Il aime aussi rouler à l'avant. Ce gros moteur qui dispute son 17e Tour de France consécutif, ce spécialiste des échappées dont beaucoup certes ont avorté, mais qui lui ont parfois souri et lui ont permis de se faire un nom avec tout de même trois victoires d'étapes et deux journées passées en jaune, a parfaitement senti le coup sur les routes anglaises. Comme il ne peut pas espérer se mêler au sprint, son lourd gabarit ne le lui permet pas, pas plus qu'il ne l'autorise à avaler la montagne, Jens Voigt s'épanouit dans un profil de rouleur qui aime avaler les kilomètres sans craindre de puiser dans ses réserves. Fort de son expérience, il s'est encore mis en évidence en prenant le bon wagon avec les Français Benoît Jarrier et Nicolas Edet dès le début de l'étape. A la faveur d'un sprint intermédiaire, Voigt leur a faussé compagnie le temps de prendre tous les points du classement de la montagne de la journée, avant de se relever et d'attendre sagement le retour du peloton.

"Mes jambes me disaient que c'était possible"

"J'avais envie de profiter de la forme du moment pour tenter quelque chose. Le Tour est long. Je ne suis pas sûr d'avoir le même répondant dans une semaine. Bien sûr, j'ai une fonction, celle de rouler autant que je le peux, devant le peloton quand il faut travailler pour l'équipe. Mais là, nous n'avions pas vraiment d'objectif avec un vrai sprinteur, même si Fabian (Cancellara) pouvait faire quelque chose.... Il a d'ailleurs essayé dans le dernier kilomètre. Mais moi je n'étais pas dans l'état d'esprit d'attendre aujourd'hui. Comme d'habitude, je suis allé prendre l'air à l'avant. Mes jambes me disaient que c'était possible. Alors je me suis dit à mon tour soyons bête, soyons spectaculaire. Et puis quand j'ai accéléré au point intermédiaire, que j'ai vu que j'avais pris quelques mètres d'avance, je me suis fixé comme but d'aller chercher le maillot à pois. C'était une superbe ambiance, avec beaucoup de monde sur le bord des routes, surtout en haut des côtes. Et ça m'a porté. Ensuite, j'étais conscient que j'étais beaucoup trop loin de l'arrivée pour espérer mieux. Je me suis laissé reprendre pour m'économiser. Il y aura peut-être d'autres petites choses à faire dans les prochains jours. Dès demain déjà, je vais défendre mon maillot. Tant que je supporte la souffrance. Ce n'est pas un problème"

Celui qui a souvent affirmé "aimer la souffrance, cette sensation" et "faire souffrir aussi les autres" dans le peloton, quand il doit mener un train d'enfer, ne croit pas du tout en ses chances de rester vêtu de pois rouges encore très longtemps.

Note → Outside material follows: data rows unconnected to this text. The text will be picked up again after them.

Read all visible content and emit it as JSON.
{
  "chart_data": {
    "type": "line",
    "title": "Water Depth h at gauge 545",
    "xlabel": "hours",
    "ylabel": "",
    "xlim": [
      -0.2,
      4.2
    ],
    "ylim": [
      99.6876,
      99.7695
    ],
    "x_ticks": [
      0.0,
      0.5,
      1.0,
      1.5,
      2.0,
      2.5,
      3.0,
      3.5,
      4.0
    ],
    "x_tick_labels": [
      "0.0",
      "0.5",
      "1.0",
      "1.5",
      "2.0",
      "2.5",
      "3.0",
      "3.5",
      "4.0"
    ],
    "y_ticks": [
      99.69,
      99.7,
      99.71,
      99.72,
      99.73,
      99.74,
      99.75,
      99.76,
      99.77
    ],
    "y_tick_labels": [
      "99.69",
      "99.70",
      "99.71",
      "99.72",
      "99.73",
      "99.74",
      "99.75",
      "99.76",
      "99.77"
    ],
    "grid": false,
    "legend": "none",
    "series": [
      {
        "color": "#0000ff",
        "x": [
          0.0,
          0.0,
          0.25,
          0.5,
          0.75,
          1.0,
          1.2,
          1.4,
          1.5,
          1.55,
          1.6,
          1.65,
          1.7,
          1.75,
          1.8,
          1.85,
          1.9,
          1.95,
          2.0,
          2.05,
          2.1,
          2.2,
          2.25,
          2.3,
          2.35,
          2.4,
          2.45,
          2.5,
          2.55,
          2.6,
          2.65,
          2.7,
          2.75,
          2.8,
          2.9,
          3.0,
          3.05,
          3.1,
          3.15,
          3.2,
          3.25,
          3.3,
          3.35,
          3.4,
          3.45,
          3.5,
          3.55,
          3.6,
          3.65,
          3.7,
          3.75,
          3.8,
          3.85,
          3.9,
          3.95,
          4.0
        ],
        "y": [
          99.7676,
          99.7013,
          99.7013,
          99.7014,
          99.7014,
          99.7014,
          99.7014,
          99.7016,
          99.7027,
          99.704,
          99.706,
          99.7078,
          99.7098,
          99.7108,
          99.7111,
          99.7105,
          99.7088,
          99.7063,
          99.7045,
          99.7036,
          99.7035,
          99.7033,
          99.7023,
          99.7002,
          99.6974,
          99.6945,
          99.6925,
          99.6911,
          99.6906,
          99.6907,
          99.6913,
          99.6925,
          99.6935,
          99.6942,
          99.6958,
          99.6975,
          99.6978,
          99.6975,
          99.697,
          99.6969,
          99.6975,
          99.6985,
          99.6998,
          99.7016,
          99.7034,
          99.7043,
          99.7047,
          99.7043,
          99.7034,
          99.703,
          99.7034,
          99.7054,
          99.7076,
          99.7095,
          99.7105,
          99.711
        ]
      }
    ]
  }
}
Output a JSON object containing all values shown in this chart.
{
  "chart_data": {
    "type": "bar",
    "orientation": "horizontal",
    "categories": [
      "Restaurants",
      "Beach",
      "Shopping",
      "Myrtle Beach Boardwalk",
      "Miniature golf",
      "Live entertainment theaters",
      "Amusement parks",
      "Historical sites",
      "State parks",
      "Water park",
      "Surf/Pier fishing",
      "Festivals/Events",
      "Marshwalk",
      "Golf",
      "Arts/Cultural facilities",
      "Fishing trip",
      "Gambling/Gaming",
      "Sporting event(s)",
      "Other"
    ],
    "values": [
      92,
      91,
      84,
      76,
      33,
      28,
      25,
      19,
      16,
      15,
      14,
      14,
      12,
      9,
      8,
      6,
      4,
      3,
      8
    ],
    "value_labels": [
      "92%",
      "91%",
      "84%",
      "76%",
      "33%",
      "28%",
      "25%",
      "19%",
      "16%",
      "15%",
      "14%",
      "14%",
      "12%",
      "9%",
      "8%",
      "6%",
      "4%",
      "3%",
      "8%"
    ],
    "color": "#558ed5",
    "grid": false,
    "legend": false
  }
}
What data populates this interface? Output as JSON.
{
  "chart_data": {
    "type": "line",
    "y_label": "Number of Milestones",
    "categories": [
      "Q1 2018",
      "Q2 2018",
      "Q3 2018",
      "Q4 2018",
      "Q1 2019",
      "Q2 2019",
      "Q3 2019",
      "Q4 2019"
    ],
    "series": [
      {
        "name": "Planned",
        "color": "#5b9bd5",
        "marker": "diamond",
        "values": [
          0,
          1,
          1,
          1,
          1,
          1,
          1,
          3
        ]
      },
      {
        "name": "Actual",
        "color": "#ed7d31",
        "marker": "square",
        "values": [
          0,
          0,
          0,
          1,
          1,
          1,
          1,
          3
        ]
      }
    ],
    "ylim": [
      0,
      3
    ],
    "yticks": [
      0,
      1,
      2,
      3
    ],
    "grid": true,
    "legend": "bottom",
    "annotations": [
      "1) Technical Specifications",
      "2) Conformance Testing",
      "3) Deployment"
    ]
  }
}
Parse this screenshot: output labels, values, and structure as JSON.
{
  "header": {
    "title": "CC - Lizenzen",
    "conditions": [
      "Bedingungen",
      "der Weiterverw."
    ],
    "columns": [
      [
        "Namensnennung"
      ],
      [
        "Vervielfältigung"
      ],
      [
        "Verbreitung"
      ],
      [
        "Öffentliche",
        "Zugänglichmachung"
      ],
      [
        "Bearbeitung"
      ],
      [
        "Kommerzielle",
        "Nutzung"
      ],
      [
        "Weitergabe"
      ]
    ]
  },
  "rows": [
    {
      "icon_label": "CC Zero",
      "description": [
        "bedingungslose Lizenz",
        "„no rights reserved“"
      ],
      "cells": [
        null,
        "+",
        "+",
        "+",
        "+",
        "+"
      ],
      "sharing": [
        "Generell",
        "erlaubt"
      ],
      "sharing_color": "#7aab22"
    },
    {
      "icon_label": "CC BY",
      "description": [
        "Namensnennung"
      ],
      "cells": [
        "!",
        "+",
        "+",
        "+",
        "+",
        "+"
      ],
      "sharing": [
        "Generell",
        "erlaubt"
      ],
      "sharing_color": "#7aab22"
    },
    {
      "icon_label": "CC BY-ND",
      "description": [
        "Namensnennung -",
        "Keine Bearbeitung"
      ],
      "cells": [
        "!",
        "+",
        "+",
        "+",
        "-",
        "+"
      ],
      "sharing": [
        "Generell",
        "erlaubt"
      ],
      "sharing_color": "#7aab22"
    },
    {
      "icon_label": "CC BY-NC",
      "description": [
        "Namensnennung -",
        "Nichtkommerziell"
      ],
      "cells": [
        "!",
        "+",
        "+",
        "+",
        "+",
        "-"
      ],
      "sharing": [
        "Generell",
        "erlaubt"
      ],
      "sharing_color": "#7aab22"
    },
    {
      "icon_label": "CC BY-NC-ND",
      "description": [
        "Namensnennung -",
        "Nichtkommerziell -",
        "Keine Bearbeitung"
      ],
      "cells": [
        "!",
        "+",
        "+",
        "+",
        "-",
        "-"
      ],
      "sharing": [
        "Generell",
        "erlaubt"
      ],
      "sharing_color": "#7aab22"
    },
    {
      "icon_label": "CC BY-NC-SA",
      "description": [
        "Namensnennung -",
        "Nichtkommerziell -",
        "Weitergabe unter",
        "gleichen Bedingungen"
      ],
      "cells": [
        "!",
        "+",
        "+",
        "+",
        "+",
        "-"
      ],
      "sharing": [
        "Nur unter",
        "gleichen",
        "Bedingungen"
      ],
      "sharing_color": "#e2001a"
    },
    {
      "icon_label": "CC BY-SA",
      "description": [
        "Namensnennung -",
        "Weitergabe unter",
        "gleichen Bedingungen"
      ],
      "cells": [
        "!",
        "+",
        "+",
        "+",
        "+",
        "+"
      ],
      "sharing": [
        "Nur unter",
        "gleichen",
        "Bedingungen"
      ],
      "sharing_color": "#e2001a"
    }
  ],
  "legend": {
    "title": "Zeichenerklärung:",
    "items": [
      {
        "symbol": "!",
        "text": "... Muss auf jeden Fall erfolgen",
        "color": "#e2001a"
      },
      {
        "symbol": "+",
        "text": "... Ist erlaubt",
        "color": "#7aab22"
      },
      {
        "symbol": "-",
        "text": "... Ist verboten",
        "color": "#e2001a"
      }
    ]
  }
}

Mais ce qui est sûr, c'est que pour l'en dévêtir, les prétendants vont devoir d'abord l'affronter et se dépouiller. Car le "métronome" Voigt, malgré "son grand âge" comme il le dit lui même en souriant, n'abandonne que rarement. La preuve, après avoir fait ses adieux au Tour en 2013, il a répondu à la demande de son équipe qui lui a demandé de revenir cet année dans son rôle inimitable de régulateur de tempo et de dynamiteur de peloton. Et il semble être bien entré dans le vif du sujet.